As we head towards November, natural gas inventories will be higher than last year when they peaked at 3.732 tcf. After the EIA’s latest supply data, it looks like they will rise above four tcf for the third time since the agency began reporting data. The United States Natural Gas Fund (UNG) follows the NYMEX natural gas futures price higher and lower. The BOIL and KOLD ETN products provide market participants with leverage on the up and downside without venturing into the futures arena.
The market expected a 79 bcf injection into storage
According to Estimize, a crowdsourcing website, the consensus was for a 79 billion cubic injection into natural gas storage across the United States for the week ending on September 11.
Source: CQG
As the chart highlights, the EIA reported an injection of 89 billion cubic feet, lifting the total amount of natural gas inventories to 3.614 trillion cubic feet as of September 11. While Thursday’s data was the most substantial injection since mid-June, the percentage over last year’s levels declined to 17.4%, which was the twenty-fourth consecutive drop. There was 13.2% more natural gas in storage as of the end of last week than the five-year average.
Stockpiles are heading into the peak season for demand at an elevated level.
Supplies are steaming towards the four trillion cubic feet level as the injection season winds down
The 2020/2021 withdrawal season in the natural gas market is approximately nine weeks away. Exceeding last year’s peak of 3.732 trillion cubic feet would require an average injection of 1.4 bcf. The level of stockpiles will move above last year’s high in next week’s EIA release.
Since the EIA began reporting supply data, natural gas in storage at the start of the winter months only rose marginally above the four trillion cubic feet level twice, in late 2015 and 2016. In November 2016, stockpiles climbed to a record 4.047 tcf.
Reaching a new peak in 2020 would require an average injection of 48.3 bcf over the next nine weeks. The high level of stocks sent the natural gas price back to the $2 level on September 17, after trading at a new high for 2020 less than one month ago.

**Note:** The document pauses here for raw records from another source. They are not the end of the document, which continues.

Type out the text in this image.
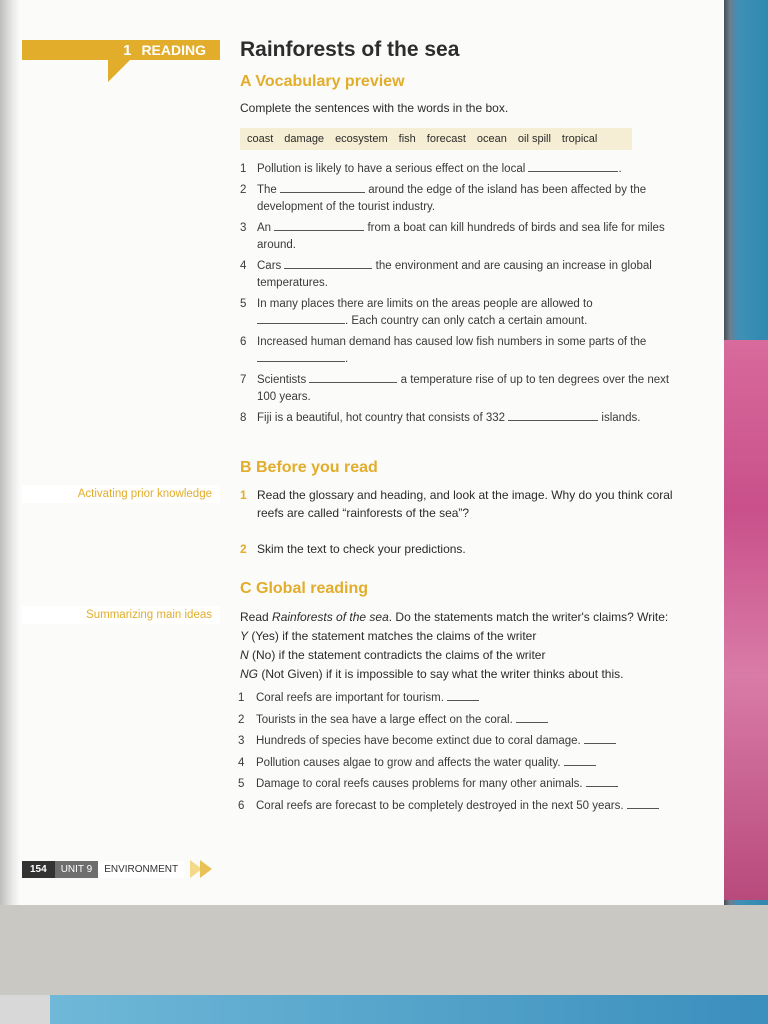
1 READING Rainforests of the sea
A Vocabulary preview

Complete the sentences with the words in the box.

coast damage ecosystem fish forecast ocean oil spill tropical
1 Pollution is likely to have a serious effect on the local	.
2 The	around the edge of the island has been affected by the development of the tourist industry.
3 An	from a boat can kill hundreds of birds and sea life for miles around.
4 Cars	the environment and are causing an increase in global temperatures.
5 In many places there are limits on the areas people are allowed to . Each country can only catch a certain amount.
6 Increased human demand has caused low fish numbers in some parts of the .
7 Scientists	a temperature rise of up to ten degrees over the next 100 years.
8 Fiji is a beautiful, hot country that consists of 332	islands.
B Before you read
Activating prior knowledge	1 Read the glossary and heading, and look at the image. Why do you think coral reefs are called “rainforests of the sea”?
2 Skim the text to check your predictions.
C Global reading
Summarizing main ideas	Read Rainforests of the sea. Do the statements match the writer's claims? Write:
Y (Yes) if the statement matches the claims of the writer
N (No) if the statement contradicts the claims of the writer
NG (Not Given) if it is impossible to say what the writer thinks about this.
1	Coral reefs are important for tourism.
2	Tourists in the sea have a large effect on the coral.
3	Hundreds of species have become extinct due to coral damage.
4	Pollution causes algae to grow and affects the water quality.
5	Damage to coral reefs causes problems for many other animals.
6	Coral reefs are forecast to be completely destroyed in the next 50 years.
154	UNIT 9	ENVIRONMENT
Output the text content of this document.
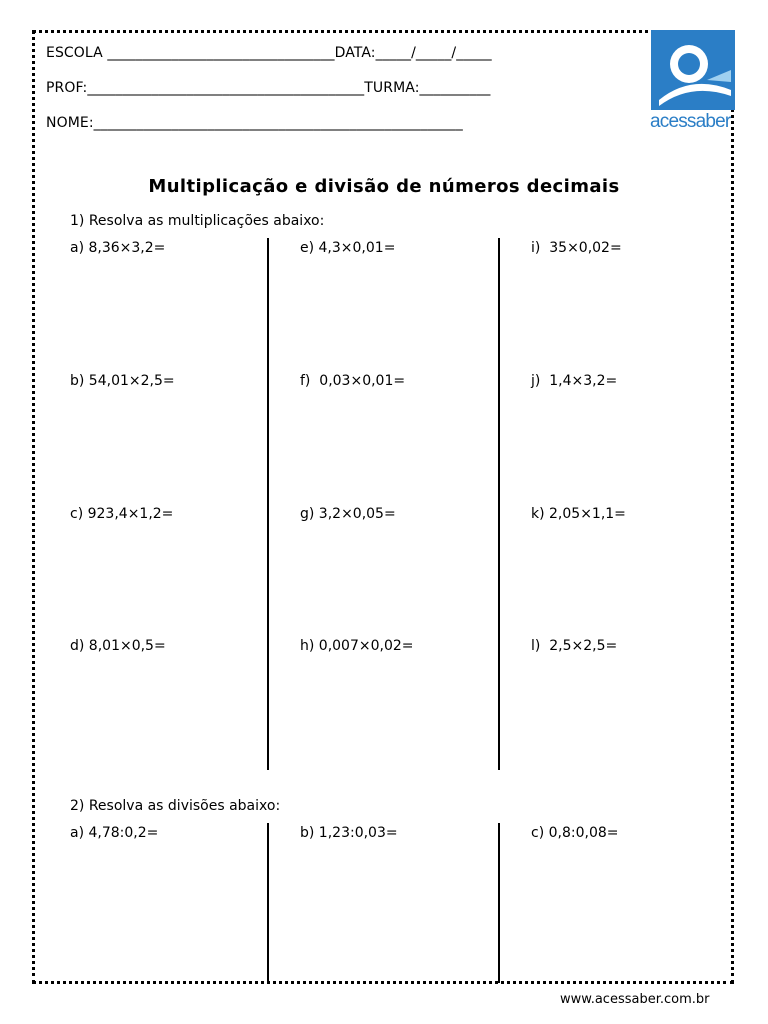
ESCOLA ________________________________DATA:_____/_____/_____
PROF:_______________________________________TURMA:__________
NOME:____________________________________________________	acessaber
Multiplicação e divisão de números decimais
1) Resolva as multiplicações abaixo:
a) 8,36×3,2=	e) 4,3×0,01=	i)  35×0,02=
b) 54,01×2,5=	f)  0,03×0,01=	j)  1,4×3,2=
c) 923,4×1,2=	g) 3,2×0,05=	k) 2,05×1,1=
d) 8,01×0,5=	h) 0,007×0,02=	l)  2,5×2,5=
2) Resolva as divisões abaixo:
a) 4,78:0,2=	b) 1,23:0,03=	c) 0,8:0,08=
www.acessaber.com.br
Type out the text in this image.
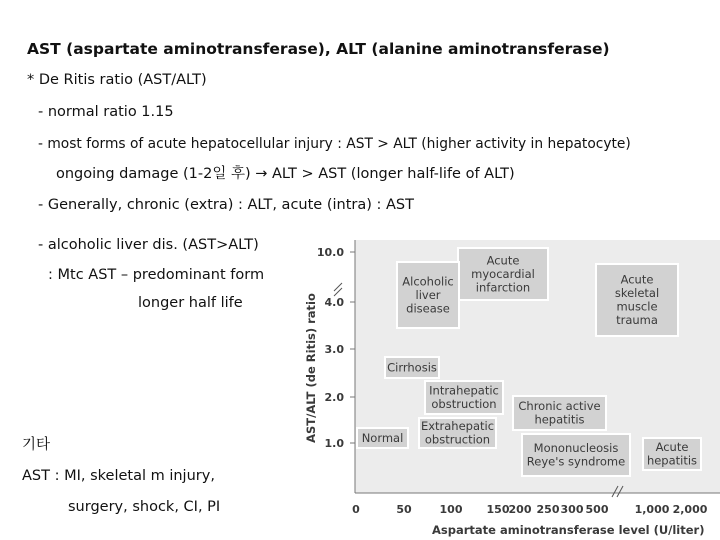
AST (aspartate aminotransferase), ALT (alanine aminotransferase)
* De Ritis ratio (AST/ALT)
- normal ratio 1.15
- most forms of acute hepatocellular injury : AST > ALT (higher activity in hepatocyte)
ongoing damage (1-2일 후) → ALT > AST (longer half-life of ALT)
- Generally, chronic (extra) : ALT, acute (intra) : AST
- alcoholic liver dis. (AST>ALT)
: Mtc AST – predominant form
longer half life
기타
AST : MI, skeletal m injury,
surgery, shock, CI, PI
Acute
myocardial
infarction
Alcoholic
liver
disease
Acute
skeletal
muscle
trauma
Cirrhosis
Intrahepatic
obstruction Chronic active
hepatitis
Extrahepatic
obstruction
Normal
Mononucleosis
Reye's syndrome
Acute
hepatitis
10.0
4.0
3.0
2.0
1.0
0	50	100 150 200 250 300 500 1,000 2,000
AST/ALT (de Ritis) ratio
Aspartate aminotransferase level (U/liter)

Inventories remain a warning sign- The November 3 election is a significant factor for the path of the natural gas price
Natural gas fell to its lowest price since August 3 when it hit $2.003 per MMBtu on the NYMEX October futures contract.
Source: CQG
Time will tell if the $2.003 per MMBtu low on September 17 will create a double bottom formation, or if it is a gateway to prices below the $2 level. The total number of open long and short positions in the natural gas futures market has not moved all that much over the past month as it remained in a range between 1.23 and 1.262 million contracts. The decline from $2.743 to $2.002 sent price momentum and relative strength indicators into oversold territory on the daily chart. Meanwhile, the spike lower on September 17 lifted daily historical volatility above 75%, the highest level since mid-August.
I had been bearish on the natural gas market during the rise to $2.743, and once it turned lower. Taking profits at below $2.10 makes sense. The peak season for demand is only nine weeks away, so I believe natural gas will find a higher bottom than the late June low. However, the level of stockpiles will make reaching the November 2019 high and level of critical technical resistance at $2.905 a challenge.
I am more comfortable with a long than a short position at the $2 level. However, I would use a tight stop on any position.